Beşiktaş’taki bir parkta, annesinin refakatinde oynarken esrarengiz şekilde kaybolan beş yaşındaki üstün yetenekli çocuk Simten’in bulunması için polis dedektifleri zor bir soruşturma yürütmektedirler. Öte yandan Kuştepe’deki mahallesinde özel dedektiflik mesleği icra etmekte olan medyum Doruk sentetik morfin yardımıyla transa geçip müşterilerinin sorunlarını çözüme kavuşturmakta ve onların kaderlerini değiştirmektedir. Doruk’un vakaların uykusuna yatarak gittiği ve gerçeküstü bir yer görünümündeki sanayi şirketi Cennet A.Ş.’nin merkez üssündeki kariyeri saygın bir seviyeye ulaşmıştır.
Doruk’un yeni aldığı dedektiflik vakasının onu derin bir bataklığa sürüklemesiyle birlikte giderek daha çetrefilli hale gelir. Küçük Simten’in dosyası kesiştiği paralel kurgunun çizgisinde ilerlemeye başlar ve hikâyenin sürprizli bir noktasında, Doruk ve Simten’in kaderleri de birleşir.

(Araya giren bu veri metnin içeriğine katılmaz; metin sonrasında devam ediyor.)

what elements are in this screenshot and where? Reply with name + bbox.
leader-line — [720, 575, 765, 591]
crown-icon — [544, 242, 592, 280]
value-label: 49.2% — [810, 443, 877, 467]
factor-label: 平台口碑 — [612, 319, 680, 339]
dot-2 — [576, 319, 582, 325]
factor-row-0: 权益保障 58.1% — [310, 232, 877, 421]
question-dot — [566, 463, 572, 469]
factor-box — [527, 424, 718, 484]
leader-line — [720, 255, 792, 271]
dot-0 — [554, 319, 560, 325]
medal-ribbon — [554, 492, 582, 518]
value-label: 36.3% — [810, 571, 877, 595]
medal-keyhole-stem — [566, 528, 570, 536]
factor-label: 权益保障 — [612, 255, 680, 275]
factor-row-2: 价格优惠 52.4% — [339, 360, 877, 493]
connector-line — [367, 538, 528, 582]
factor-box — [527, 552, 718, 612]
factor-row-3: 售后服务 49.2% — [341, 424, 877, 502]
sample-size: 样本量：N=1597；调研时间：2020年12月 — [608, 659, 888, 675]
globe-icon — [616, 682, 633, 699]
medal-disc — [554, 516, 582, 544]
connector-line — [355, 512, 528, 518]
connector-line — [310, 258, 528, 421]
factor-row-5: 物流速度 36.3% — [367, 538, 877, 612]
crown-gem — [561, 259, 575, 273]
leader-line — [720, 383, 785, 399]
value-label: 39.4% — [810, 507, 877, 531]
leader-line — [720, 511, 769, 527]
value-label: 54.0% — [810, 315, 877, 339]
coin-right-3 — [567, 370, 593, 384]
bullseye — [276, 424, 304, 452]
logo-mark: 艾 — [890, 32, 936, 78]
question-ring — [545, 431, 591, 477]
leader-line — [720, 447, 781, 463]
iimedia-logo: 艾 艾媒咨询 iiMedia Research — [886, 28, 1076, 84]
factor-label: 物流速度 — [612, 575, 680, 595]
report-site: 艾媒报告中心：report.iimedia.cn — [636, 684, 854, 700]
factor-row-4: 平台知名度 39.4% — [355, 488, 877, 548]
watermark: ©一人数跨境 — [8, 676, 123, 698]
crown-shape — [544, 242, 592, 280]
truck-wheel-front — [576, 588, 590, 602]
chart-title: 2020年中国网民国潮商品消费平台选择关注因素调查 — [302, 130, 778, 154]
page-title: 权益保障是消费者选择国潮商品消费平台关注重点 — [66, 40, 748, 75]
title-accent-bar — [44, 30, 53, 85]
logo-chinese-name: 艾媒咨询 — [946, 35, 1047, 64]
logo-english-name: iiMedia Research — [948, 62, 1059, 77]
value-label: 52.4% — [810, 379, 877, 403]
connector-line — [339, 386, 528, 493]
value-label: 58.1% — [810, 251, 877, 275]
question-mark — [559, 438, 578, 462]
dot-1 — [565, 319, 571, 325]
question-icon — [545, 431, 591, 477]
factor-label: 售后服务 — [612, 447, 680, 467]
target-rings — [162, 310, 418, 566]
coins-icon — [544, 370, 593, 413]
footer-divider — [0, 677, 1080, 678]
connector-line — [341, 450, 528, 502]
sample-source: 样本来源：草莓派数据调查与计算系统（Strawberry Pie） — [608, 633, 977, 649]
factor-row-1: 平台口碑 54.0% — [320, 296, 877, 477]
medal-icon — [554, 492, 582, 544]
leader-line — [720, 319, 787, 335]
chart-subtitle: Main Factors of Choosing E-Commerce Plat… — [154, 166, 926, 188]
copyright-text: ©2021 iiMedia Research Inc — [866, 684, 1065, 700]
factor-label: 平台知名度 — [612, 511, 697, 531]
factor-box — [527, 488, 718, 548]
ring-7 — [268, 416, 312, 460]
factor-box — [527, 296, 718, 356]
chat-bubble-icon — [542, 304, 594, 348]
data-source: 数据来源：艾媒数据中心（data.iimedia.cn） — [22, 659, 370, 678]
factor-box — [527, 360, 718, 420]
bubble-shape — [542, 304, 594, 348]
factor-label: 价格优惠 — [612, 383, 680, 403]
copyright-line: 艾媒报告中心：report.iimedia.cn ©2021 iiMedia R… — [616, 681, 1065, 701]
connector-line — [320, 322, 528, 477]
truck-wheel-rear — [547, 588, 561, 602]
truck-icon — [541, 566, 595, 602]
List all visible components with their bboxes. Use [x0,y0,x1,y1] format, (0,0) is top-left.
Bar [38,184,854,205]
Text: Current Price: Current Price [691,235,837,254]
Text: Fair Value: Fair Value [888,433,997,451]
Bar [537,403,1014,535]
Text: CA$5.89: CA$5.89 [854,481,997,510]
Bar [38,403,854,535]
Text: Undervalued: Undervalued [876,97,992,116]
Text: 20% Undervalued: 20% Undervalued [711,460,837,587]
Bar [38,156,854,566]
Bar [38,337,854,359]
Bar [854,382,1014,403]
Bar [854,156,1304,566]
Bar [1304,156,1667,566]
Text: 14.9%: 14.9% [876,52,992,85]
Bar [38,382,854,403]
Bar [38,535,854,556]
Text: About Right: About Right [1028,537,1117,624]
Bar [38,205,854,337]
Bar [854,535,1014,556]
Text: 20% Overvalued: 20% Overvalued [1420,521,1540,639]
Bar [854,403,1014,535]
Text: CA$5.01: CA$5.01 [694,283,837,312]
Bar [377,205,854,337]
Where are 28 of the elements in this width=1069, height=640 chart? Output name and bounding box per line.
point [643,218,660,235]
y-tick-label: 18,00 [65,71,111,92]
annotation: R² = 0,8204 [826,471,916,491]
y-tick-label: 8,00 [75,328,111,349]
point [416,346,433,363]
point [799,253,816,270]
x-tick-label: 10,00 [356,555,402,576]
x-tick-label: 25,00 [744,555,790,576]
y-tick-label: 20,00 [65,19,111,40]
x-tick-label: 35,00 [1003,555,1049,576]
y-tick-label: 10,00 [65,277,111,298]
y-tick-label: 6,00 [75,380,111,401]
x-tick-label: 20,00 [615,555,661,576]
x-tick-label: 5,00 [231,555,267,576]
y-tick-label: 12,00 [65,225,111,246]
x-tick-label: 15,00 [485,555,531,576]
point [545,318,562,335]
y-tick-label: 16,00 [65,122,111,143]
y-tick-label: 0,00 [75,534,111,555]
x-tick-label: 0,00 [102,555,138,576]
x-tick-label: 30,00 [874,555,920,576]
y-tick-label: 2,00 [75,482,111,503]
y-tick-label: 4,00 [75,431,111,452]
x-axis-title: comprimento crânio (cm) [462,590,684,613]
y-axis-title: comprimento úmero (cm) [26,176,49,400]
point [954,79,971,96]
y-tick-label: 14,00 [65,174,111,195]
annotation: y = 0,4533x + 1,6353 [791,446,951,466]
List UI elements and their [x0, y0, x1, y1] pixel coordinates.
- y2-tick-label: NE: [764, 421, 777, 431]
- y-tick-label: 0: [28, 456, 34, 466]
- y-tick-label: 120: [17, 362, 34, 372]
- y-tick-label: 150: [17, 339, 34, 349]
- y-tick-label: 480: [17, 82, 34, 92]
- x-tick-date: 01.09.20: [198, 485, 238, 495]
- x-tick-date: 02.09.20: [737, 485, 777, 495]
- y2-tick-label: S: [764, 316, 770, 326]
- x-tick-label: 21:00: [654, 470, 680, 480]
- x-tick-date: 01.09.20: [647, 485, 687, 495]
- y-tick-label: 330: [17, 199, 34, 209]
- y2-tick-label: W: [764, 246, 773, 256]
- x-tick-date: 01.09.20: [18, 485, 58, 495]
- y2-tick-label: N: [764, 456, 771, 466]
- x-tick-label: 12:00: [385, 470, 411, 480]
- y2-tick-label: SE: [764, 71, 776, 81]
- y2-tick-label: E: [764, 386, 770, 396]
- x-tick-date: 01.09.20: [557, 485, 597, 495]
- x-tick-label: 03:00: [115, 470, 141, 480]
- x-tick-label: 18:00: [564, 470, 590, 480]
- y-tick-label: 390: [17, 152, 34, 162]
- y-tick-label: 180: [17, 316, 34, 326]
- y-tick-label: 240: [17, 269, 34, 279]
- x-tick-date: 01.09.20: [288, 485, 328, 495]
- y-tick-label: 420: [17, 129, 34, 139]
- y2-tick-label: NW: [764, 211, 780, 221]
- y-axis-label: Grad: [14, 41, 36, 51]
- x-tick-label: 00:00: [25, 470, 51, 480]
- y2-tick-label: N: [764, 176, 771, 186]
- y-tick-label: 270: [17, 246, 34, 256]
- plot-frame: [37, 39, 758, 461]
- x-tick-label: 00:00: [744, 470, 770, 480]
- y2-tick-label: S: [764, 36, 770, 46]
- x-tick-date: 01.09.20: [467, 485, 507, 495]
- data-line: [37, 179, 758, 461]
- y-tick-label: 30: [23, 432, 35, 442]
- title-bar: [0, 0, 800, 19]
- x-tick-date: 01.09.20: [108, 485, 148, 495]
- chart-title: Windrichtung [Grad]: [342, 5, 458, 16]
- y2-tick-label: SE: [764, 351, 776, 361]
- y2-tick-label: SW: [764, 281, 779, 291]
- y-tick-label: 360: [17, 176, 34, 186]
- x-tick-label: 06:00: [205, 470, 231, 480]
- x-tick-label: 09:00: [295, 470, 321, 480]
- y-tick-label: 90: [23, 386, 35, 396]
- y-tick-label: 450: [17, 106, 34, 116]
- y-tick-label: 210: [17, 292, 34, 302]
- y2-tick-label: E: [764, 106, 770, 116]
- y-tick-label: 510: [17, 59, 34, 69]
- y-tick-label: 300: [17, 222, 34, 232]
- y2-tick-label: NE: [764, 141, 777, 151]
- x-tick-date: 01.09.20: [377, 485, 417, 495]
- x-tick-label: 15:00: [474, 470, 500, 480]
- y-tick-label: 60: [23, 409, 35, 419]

Ölümcül hastalığa mahkûm genç medyum Doruk’un parkta oyun oynarken kaybolan bir çocuğun polis soruşturmasına karışmasının hikâyesi olan Kayıp Şahıslar Bürosu, aynı zamanda yıllar içinde özerk bir bölge içinde kendi köksüz halkını oluşturmuş devasa bir şirketin yönetim yapısını sorgular. Polis küçük Simten’in izini sürerken, Doruk’un yolu kadın dergisi köşe yazarı Meltem’le kesişir ve onunla birlikte konuk öğrencisi olduğu Cennet yerleşkesinin yeraltı lâbirentlerinde metaforlarla dolu bir yolculuğa çıkarlar.